Allen McDuffee writes the US Navy's latest weapon is an electromagnetic railgun launcher that can hurl a 23-pound projectile at speeds exceeding Mach 7 with a range of 100 miles turning a destroyer into super-long-range machine gun able to fire up to a dozen relatively inexpensive projectiles every minute. The Navy says the cost differential $25,000 for a railgun projectile versus $500,000 to $1.5 million for a missile will make potential enemies think twice about the economic viability of engaging U.S. forces. "[It] will give our adversaries a huge moment of pause to go: 'Do I even want to go engage a naval ship?'" says Rear Admiral Matt Klunder. "Because you are going to lose.
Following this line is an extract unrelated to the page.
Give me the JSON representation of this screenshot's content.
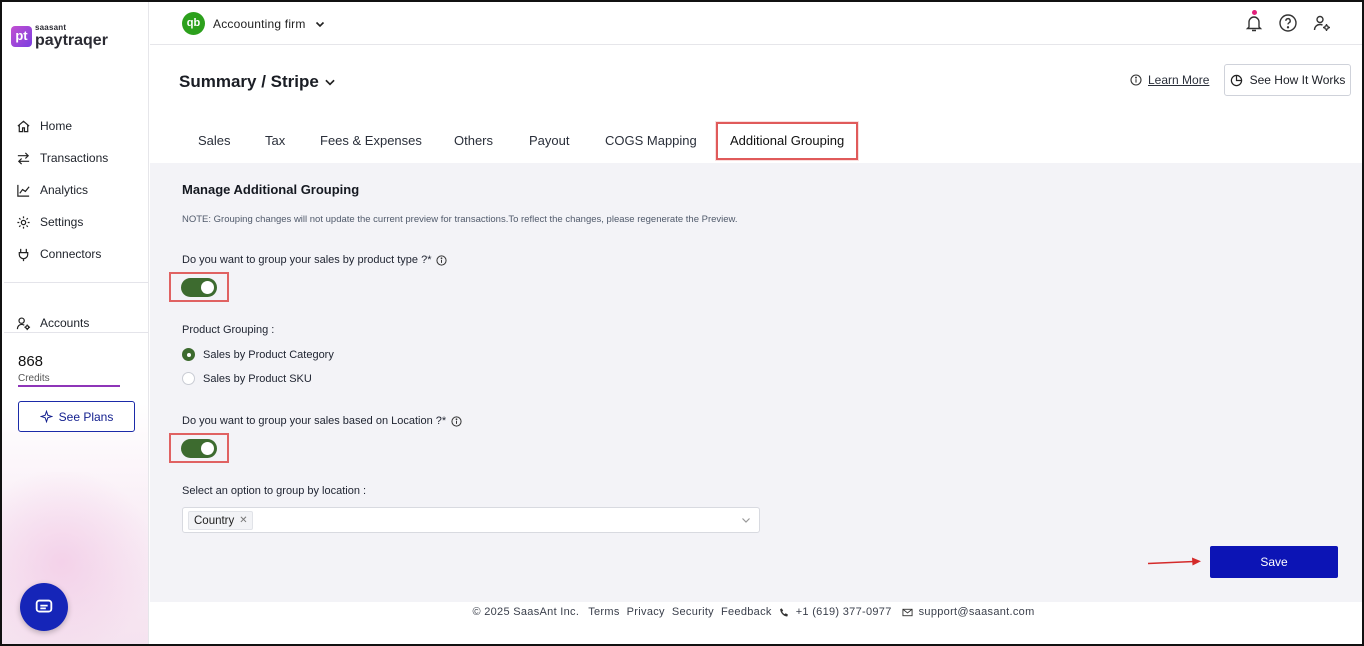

You could throw anything at us, frankly, and the fact that we now can shoot a number of these rounds at a very affordable cost, it's my opinion that they don't win."
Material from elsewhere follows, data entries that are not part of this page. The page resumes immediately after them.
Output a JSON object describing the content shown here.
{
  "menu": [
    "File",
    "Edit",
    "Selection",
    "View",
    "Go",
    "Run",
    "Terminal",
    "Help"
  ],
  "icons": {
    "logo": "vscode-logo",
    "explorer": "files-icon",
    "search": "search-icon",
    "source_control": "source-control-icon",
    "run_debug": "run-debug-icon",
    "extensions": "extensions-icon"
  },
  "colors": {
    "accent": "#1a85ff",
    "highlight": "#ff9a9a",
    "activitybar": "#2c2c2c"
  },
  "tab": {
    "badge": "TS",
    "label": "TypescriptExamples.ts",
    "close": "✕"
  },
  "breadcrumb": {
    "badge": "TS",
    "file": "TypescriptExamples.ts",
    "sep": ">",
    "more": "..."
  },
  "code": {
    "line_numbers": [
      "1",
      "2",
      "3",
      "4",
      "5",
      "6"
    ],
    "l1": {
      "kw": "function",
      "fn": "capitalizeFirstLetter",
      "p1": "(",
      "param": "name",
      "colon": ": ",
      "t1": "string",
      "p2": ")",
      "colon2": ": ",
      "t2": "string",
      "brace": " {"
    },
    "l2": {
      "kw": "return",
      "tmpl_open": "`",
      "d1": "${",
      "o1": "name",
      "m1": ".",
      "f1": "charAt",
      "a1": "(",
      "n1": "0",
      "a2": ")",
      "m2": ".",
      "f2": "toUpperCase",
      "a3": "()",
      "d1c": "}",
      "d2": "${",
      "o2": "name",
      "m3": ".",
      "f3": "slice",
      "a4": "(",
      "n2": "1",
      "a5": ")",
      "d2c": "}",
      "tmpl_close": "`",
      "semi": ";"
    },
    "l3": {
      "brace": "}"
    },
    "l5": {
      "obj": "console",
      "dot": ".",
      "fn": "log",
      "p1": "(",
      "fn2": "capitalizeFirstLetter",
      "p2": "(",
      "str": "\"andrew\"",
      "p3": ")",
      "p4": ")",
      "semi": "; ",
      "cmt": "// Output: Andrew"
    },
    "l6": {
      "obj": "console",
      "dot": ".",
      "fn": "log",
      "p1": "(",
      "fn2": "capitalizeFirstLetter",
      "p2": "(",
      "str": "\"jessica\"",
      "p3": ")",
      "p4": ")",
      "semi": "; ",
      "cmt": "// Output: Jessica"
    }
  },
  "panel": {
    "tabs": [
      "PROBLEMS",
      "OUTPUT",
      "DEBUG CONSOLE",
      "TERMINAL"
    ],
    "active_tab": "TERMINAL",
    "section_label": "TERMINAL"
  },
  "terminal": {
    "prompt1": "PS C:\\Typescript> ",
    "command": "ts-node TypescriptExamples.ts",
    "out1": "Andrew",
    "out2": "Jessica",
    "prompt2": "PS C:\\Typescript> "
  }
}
Engineers already have tested this futuristic weapon on land, and the Navy plans to begin sea trials aboard a Joint High Speed Vessel Millinocket in 2016. Railguns use electromagnetic energy known as the Lorenz Force to launch a projectile between two conductive rails. The high-power electric pulse generates a magnetic field to fire the projectile with very little recoil, officials say. Weapons like the electromagnetic rail gun could help U.S. forces retain their edge and give them an asymmetric advantage over rivals, making it too expensive to use missiles to attack U.S. warships because of the cheap way to defeat them. "Your magazine never runs out, you just keep shooting, and that's compelling."
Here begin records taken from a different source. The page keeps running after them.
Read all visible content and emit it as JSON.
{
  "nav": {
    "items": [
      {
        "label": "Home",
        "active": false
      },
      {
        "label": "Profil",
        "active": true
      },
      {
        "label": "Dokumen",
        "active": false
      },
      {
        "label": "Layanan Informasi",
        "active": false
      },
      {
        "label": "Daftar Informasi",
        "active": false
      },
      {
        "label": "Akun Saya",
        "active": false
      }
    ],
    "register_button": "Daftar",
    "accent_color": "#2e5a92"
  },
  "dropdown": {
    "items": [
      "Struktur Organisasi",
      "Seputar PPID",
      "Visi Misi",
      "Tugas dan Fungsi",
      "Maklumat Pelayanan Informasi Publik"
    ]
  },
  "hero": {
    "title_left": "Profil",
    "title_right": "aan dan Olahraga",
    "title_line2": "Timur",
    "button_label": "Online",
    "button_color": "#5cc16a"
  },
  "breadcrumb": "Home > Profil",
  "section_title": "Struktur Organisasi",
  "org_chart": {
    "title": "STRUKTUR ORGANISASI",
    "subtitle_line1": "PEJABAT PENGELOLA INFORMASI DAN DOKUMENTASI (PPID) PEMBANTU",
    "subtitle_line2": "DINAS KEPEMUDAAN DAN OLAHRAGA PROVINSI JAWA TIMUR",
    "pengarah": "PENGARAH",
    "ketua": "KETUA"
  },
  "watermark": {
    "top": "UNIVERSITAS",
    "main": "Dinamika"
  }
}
(Score: 2) by bugamn on Friday April 11 2014, @02:34PM
I might not have read TFA properly, but I didn't understand some things: why does a rail gun needs an explosion? It is quite visible in the video. I showed it to my father, who has more understanding of guns than me, and he also found it strange that the projectile used sabot and that it seemed to curve relatively early for a gun that has a 100 mile range.
(Score: 5, Informative) by tynin on Friday April 11 2014, @03:11PM
I'll try to answer.
It isn't an explosion, but superheated gases. Friction from a 22 lb object going ~2380 m/s is going to cause the air to literally burn. Think of the space shuttle de-orbiting, and the streaking fireball across the sky it makes.
I suspect they are using a sabot to protect the rather long barrel, to get more shots out of them before they need to be replaced. I haven't seen it mentioned on this rail gun, but I know earlier ones could only get a few shots fired before replacing the barrel.
That 22 lb bullet has a guidance system in it, likely causing course corrections.
(Score: 1) by DeKO on Friday April 11 2014, @05:18PM
That's no friction, that's shock heating.
(Score: 2) by tynin on Friday April 11 2014, @06:22PM
I wasn't aware of that term, thanks for sharing :)
(Score: 2) by bugamn on Friday April 11 2014, @10:01PM
Thank you for your answers, kind internet stranger.